The only reference to attorneys’ fees in the Agreement as amended is in 1110(h) which provides, “[i]n the event that we retain counsel for the purpose of collecting any indebtedness due us from you, you agree to pay the reasonable fees and expenses ... of our counsel.” General Plastics Ex. 3. The term, “we” refers to Capital Factors, and “you” refers to General Plastics. Since, there is no provision allowing General Plastics to recover attorneys’ fees for enforcing the Agreement, it is not entitled to attorneys’ fees under § 57.105(2).

34. For reasons earlier discussed, Capital Factors was entitled to bring its inter-pleader action under Fla.R.Civ.P. 1.240, and the General Plastics’ arguments to the contrary have been found without merit.

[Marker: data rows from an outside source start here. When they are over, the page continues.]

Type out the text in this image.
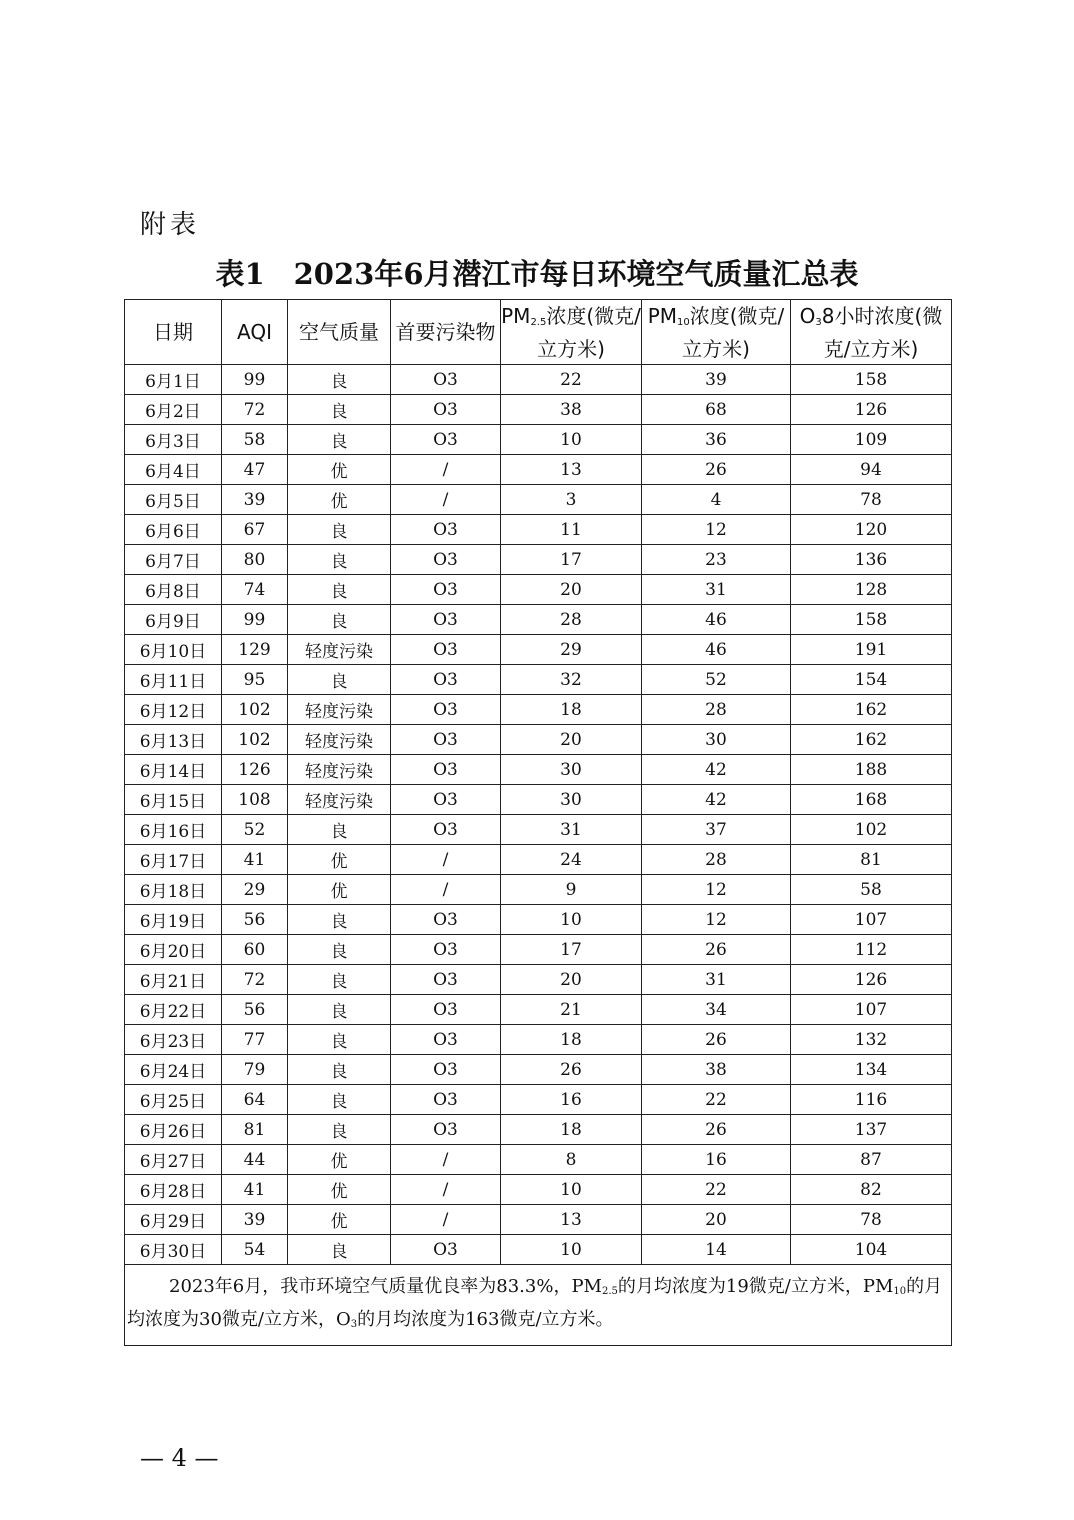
附表
表1　2023年6月潜江市每日环境空气质量汇总表
日期	AQI	空气质量	首要污染物	$PM_{2.5}$浓度(微克/立方米)	$PM_{10}$浓度(微克/立方米)	$O_38$小时浓度(微克/立方米)
6月1日	99	良	O3	22	39	158
6月2日	72	良	O3	38	68	126
6月3日	58	良	O3	10	36	109
6月4日	47	优	/	13	26	94
6月5日	39	优	/	3	4	78
6月6日	67	良	O3	11	12	120
6月7日	80	良	O3	17	23	136
6月8日	74	良	O3	20	31	128
6月9日	99	良	O3	28	46	158
6月10日	129	轻度污染	O3	29	46	191
6月11日	95	良	O3	32	52	154
6月12日	102	轻度污染	O3	18	28	162
6月13日	102	轻度污染	O3	20	30	162
6月14日	126	轻度污染	O3	30	42	188
6月15日	108	轻度污染	O3	30	42	168
6月16日	52	良	O3	31	37	102
6月17日	41	优	/	24	28	81
6月18日	29	优	/	9	12	58
6月19日	56	良	O3	10	12	107
6月20日	60	良	O3	17	26	112
6月21日	72	良	O3	20	31	126
6月22日	56	良	O3	21	34	107
6月23日	77	良	O3	18	26	132
6月24日	79	良	O3	26	38	134
6月25日	64	良	O3	16	22	116
6月26日	81	良	O3	18	26	137
6月27日	44	优	/	8	16	87
6月28日	41	优	/	10	22	82
6月29日	39	优	/	13	20	78
6月30日	54	良	O3	10	14	104
2023年6月，我市环境空气质量优良率为83.3%，$PM_{2.5}$的月均浓度为19微克/立方米，$PM_{10}$的月均浓度为30微克/立方米，$O_3$的月均浓度为163微克/立方米。						
— 4 —
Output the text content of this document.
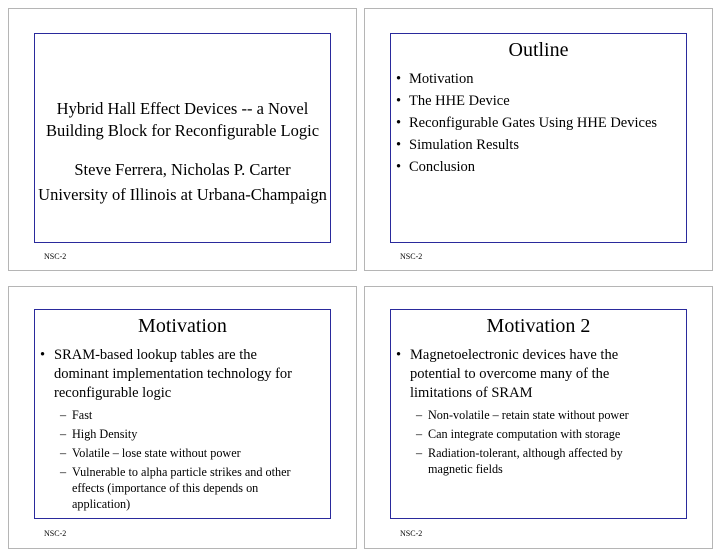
Hybrid Hall Effect Devices -- a Novel
Building Block for Reconfigurable Logic
Steve Ferrera, Nicholas P. Carter
University of Illinois at Urbana-Champaign
NSC-2
Outline
• Motivation
• The HHE Device
• Reconfigurable Gates Using HHE Devices
• Simulation Results
• Conclusion
NSC-2
Motivation
• SRAM-based lookup tables are the
dominant implementation technology for
reconfigurable logic
– Fast
– High Density
– Volatile – lose state without power
– Vulnerable to alpha particle strikes and other
effects (importance of this depends on
application)
NSC-2
Motivation 2
• Magnetoelectronic devices have the
potential to overcome many of the
limitations of SRAM
– Non-volatile – retain state without power
– Can integrate computation with storage
– Radiation-tolerant, although affected by
magnetic fields
NSC-2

35. Capital Factors contends that it is entitled to attorney’s fees as the stakeholder in the interpleader. “A party who is entitled to sue in interpleader is ordinarily permitted to recover his reasonable attorney’s fees from the interpleaded fund.” Bache Halsey Stuart Shields, Inc. v. Witous, 411 So.2d at 1326, citing Miller v. Gulf Life Insurance Co., 148 Fla. 1, 3 So.2d 519 (1941). The Court has already ruled that Capital Factors properly brought this interpleader. However, Capital Factors’ right to attorneys’ fees extends to the interpleaded fund, i.e. the receivables and the proceeds thereon, or to the distributees of the fund. Id. The interpleaded fund has already been distributed through orders entered in General Plastics’ bankruptcy case, and Capital Factors has not demonstrated that General Plastics received any distribution from the receivables. Furthermore, other defendants to the interpleader have been dismissed. Therefore, under the current posture of this case, Capital Factors is not entitled to seek attorneys’ fees against any party nor against General Plastics under the common law rule espoused in Witous.

CONCLUSION

No final judgment will be entered until the second phase of this bifurcated trial is concluded. Accordingly, an interlocutory order will be entered on this day that is consistent with the above Findings and Conclusions. The order will further set this case for status to discuss the next phase of the trial to determine damages and whether an accounting is necessary. 
      
      . See Findings Nos. 8 and 9 for text.
     
      
      . This example does not account for interest charges and factoring commissions, which are discussed below.
     
      
      . 365 = 1.014 360
     
      
      . Such a lien was, in fact, issued and then paid for by a check sent directly from Capital Factors to the IRS. General Plastics Ex. 114.
     
      
      . The term, "verification” refers to a process by which Capital Factors employees would select a sample of assigned invoices and then verify that they represent bona fide receivables.
     
      
      . These cases only address the elements of conversion. However, the elements of civil theft under Fla.Stat. § 812.014 are identical except that civil theft has the added element of intent. Compare § 812.104(1) ("A person commits theft if he knowingly obtains ... the property of another with intent to ..." (emphasis added)), with City of Cars, Inc. v. Simms, 526 So.2d 119, 120 (Fla. DCA 1988) ("neither knowledge nor intent is required to maintain an action for conversion”). See abo Globe Communications Corp. v. 2112 Congress Associates, Ltd., 538 So.2d 949, 949 (Fla. DCA 1989) (§ 812.014 requires criminal intent).